For Solomon’s father, Emil, it was clear early on that his daughter had a connection with the piano.
“We’ve been told by a lot of people that she has a special musicality… [and] a great talent which is maybe bigger than others,” he said. “She’s feeling the music in a very special way.”
But piano hasn’t always been Solomon’s only passion. When she started high school, the pianist wanted to be an aerospace engineer.
“Originally, at the beginning of high school, I wanted to go into aeronautics engineering. That was my dream,” she said.
This dream changed in Grade 11. Now, Solomon is determined to become a professional pianist.
“I really like playing the piano. I think I do have the chance and the future [to play professionally],” she said.
Gennady Gefter, one of Solomon’s music teachers at Earl Haig, agrees.
“She’s a good pianist. She’s far above the average level. She’s very musical,” he said. “She loves music all together… she’s very comfortable with stage performance and has a very strong stage presence.”
Solomon will perform in Israel, in March 17, at the Open University of Israel in Tel Aviv, the next step in her musical career.
Solomon was invited to play at the university after her parents sent a recording of their daughter to the school.
She will be playing for a full hour, with no intermission. This isn’t anything new to the teen.
“[It’s] very hard to continuously play for an hour… You have to physically have enough endurance. Mentally, you have to stay focused until the end,” she said.
“You get so carried away with the excitement, you [don’t] feel like it was an hour. You just feel exhausted. If you played well, then it’s a good kind of exhausted.”
Solomon, whose favourite composers include Mozart and Liszt, has begun composing her own music.

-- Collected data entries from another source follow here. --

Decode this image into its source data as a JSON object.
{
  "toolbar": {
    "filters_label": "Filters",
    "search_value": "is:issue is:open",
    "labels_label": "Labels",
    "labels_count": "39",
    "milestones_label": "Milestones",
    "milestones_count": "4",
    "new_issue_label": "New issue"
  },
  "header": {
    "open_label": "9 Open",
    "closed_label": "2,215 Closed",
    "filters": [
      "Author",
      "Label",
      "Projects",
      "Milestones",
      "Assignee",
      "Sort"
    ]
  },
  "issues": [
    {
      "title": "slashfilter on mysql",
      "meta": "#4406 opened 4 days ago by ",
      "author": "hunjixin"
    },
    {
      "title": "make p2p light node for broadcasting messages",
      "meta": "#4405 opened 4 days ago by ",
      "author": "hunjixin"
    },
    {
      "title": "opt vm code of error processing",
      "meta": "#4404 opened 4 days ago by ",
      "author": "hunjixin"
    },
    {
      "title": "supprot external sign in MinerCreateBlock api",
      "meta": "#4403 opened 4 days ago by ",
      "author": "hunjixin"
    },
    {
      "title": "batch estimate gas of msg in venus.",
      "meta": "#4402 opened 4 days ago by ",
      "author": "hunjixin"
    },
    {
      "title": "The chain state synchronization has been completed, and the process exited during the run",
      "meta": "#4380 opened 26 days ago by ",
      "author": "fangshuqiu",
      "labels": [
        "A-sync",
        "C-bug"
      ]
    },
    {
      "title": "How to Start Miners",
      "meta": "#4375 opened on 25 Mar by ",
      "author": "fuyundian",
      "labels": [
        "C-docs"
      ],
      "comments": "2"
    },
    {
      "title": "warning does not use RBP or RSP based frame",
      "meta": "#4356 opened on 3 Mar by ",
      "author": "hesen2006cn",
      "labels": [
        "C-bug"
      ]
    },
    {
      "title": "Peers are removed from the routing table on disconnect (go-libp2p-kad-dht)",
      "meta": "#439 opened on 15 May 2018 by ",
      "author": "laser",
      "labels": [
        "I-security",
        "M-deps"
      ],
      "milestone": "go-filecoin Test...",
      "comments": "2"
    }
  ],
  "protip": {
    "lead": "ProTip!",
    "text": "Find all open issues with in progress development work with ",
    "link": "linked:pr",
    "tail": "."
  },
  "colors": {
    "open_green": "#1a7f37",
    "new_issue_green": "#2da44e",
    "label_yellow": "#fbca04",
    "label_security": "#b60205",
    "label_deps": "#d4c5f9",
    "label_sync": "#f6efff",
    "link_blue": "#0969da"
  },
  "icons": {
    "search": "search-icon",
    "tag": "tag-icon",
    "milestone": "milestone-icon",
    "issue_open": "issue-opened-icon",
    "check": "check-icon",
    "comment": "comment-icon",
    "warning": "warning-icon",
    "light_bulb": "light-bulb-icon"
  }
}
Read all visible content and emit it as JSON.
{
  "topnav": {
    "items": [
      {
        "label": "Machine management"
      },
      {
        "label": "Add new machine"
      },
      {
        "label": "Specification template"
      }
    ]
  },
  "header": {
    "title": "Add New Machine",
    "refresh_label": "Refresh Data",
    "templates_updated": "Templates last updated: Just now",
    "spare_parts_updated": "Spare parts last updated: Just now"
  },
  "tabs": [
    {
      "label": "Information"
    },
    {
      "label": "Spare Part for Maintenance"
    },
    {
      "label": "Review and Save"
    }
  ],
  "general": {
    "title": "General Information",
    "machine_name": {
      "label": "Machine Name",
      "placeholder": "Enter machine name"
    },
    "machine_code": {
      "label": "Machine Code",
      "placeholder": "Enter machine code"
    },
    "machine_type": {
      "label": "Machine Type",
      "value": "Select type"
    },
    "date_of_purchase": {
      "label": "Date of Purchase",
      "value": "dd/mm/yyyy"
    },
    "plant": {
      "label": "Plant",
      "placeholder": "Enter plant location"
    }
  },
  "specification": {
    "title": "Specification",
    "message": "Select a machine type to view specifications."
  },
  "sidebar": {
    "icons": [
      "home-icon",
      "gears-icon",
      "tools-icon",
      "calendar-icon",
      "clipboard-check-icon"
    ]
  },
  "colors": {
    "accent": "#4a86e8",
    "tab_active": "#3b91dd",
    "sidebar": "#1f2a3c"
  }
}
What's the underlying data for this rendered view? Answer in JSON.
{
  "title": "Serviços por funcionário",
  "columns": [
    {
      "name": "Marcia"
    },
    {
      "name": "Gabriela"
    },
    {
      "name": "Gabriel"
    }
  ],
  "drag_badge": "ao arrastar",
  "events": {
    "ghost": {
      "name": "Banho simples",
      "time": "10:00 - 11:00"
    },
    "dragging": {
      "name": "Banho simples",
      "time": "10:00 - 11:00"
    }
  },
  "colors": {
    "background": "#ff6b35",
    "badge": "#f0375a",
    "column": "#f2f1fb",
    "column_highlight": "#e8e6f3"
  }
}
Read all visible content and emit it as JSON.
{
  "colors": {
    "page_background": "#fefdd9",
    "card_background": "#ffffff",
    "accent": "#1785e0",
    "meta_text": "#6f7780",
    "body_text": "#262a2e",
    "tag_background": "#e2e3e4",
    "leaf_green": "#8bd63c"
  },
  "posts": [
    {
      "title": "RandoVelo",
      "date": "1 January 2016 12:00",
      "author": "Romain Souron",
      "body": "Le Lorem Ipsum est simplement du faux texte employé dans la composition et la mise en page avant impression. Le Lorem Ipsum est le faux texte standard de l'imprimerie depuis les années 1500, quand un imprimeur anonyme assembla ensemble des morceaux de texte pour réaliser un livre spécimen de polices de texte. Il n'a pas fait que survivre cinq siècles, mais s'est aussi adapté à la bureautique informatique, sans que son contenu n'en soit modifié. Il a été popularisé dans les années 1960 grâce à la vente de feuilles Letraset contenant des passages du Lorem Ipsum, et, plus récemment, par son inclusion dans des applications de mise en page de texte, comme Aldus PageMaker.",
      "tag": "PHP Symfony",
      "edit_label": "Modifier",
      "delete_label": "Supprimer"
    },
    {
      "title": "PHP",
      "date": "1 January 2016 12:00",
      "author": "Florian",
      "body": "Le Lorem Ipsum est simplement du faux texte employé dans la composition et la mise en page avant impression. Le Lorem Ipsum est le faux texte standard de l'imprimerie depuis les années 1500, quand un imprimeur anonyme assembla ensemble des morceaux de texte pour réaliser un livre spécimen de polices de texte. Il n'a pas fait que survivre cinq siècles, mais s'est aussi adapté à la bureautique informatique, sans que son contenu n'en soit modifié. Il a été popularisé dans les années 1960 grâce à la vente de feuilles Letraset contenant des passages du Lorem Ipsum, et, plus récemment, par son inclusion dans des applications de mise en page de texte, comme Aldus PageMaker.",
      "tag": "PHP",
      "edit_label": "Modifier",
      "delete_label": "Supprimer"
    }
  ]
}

For the musician, writing music is about bursts of inspiration.
“I randomly get glimpses of whatever ideas. I go on the piano. I try to play around. I improvise. I try to collect [ideas] together… once I get that, I write it down,” she said.
While the musician has played the cello and clarinet, her favourite instrument is the piano.
“It depends on your personal feel for it. [The piano] feels right,” she said.